Transitions are in vogue. Even if your job is not at risk as a result of the COVID crisis, you will know someone close to you whose job is threatened or has already gone. The headline news recently proclaimed that UK payrolls shrank by 649,000 between March and June this year. And as the government support packages start to rail back, many more businesses are in the process of downsizing their workforces.
The result is a slew of people in transition – whether from one role to another, from old to new companies, from employment to self-employment, from furlough to work or unemployment.
Our brains like to stay with what we know
If you are one of the hundreds of thousands of people who are currently or soon to be out of work, be kind to yourself. Being in transition to something different is difficult and very uncomfortable.
Our brains don’t like transitions and change because we’re continuously (but largely unconsciously) searching the environment for information that will help us predict what will happen next, as a matter of survival. Not knowing what will happen next requires extra neural energy, it diminishes memory, undermines performance, and disengages people from the present.

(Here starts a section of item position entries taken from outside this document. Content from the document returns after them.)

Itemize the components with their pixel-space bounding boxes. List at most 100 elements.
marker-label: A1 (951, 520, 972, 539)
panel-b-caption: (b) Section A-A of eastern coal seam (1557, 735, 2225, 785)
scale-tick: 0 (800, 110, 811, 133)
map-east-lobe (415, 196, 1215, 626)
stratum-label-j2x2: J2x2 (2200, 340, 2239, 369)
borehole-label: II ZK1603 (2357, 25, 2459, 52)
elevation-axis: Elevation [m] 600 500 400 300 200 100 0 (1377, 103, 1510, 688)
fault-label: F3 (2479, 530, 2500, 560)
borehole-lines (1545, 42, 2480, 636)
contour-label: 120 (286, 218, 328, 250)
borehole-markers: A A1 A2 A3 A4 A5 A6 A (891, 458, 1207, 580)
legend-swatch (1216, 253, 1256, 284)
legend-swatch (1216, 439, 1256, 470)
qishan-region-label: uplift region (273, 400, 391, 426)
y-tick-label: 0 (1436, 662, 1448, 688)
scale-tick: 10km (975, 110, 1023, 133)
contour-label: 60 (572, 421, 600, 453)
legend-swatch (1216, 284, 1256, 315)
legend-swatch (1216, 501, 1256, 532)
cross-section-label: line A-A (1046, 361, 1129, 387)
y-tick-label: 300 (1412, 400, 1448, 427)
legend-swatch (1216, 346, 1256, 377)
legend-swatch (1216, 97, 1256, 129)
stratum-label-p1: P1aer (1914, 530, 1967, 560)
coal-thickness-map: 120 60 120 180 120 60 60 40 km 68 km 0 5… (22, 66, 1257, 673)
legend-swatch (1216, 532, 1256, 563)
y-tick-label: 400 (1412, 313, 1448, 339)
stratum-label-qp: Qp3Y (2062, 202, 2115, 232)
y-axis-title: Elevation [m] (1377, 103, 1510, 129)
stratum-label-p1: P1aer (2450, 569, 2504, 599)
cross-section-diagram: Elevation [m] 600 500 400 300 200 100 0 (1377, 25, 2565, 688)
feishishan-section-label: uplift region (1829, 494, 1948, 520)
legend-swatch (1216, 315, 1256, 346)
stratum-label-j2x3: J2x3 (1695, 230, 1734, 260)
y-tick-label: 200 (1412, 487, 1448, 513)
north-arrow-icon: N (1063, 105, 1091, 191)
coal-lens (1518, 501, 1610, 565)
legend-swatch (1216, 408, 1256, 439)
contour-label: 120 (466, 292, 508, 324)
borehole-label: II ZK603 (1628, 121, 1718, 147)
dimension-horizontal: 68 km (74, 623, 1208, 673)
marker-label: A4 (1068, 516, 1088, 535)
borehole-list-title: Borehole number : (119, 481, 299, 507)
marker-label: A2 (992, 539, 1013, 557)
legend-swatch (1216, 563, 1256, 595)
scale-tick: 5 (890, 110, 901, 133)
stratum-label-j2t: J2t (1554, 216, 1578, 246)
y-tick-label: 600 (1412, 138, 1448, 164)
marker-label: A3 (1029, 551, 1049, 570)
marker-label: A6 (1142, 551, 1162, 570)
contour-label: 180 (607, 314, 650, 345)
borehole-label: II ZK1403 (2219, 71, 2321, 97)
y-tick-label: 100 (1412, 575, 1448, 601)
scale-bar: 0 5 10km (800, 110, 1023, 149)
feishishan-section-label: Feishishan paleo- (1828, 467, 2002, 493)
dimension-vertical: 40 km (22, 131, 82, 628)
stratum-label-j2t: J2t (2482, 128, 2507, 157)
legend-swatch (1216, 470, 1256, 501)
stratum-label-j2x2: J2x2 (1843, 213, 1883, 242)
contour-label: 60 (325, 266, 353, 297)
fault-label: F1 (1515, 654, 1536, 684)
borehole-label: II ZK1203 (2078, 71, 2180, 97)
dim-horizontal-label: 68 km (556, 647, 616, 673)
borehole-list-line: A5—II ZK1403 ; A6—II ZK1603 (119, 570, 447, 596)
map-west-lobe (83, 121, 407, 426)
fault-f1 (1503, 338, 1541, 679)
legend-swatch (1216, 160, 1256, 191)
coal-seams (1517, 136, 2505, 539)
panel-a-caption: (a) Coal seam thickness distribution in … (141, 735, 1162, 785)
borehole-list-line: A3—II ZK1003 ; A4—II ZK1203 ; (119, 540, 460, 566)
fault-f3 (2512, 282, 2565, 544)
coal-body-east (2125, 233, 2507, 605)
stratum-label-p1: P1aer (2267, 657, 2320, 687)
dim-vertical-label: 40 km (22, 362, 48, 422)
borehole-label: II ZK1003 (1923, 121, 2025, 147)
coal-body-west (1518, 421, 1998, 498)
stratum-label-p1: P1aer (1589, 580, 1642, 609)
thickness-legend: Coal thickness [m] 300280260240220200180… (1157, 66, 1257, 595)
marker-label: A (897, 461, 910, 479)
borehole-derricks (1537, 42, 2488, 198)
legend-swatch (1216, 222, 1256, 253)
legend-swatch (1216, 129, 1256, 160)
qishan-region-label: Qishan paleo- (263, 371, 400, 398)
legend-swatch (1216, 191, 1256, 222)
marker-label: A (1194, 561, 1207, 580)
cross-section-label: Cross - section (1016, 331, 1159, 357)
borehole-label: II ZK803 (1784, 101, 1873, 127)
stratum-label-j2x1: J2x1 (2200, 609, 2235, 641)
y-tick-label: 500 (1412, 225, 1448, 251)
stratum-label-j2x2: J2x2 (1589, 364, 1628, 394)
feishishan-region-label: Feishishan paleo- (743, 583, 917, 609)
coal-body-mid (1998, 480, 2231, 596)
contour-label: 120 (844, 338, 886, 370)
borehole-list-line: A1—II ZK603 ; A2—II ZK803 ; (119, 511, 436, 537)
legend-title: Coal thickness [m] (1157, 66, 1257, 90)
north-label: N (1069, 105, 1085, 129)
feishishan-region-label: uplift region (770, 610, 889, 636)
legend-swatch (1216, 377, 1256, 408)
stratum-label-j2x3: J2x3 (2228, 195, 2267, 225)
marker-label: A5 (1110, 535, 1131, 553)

We like to stay with what we know. This makes it so hard to leave a company and transition to something new. Think of your current role like a familiar route, for example. It can be navigated easily because the brain can shift to autopilot, using well-trodden neural pathways to direct the way. In contrast, when we are diverted from our familiar route it demands more attention, concentration and conscious thought.
That’s why transitioning to a new role, situation, company or way of thinking about our lives is so difficult.
The long goodbye
And because transitioning is difficult, it’s so easy to get really stuck in the initial transition phase, struggling to let go. You waste precious time wishing for a status quo that will not happen.
If you are redundant, you do need to move on. For life is a journey.
But at the same time, you need to mourn “all that you thought you were” before you can step out on the next part of your journey in life. Bruce Feiler has aptly termed this transition the long goodbye. The long goodbye provides the time and emotional space to grieve for the old you and all it entailed.
The long goodbye is also an opportunity to take stock of where you are. It is an opportunity to work out what’s true about yourself. It is an opportunity to surface the lies you tell yourself too. The story of how you got here is relevant, with all its highs and tribulations. As is a piercing spotlight on understanding the things that hook you, limit you and stop you from blossoming.
So make sure, if you are transitioning to something new, you take a long goodbye.
The long goodbye enables you to mentally construct the container of who you are, right now. Like getting your house in order before you move, it is a very necessary step as you transition in your journey towards becoming you.
And learning to be our self is something, deep in our psyche, we all truly want to do.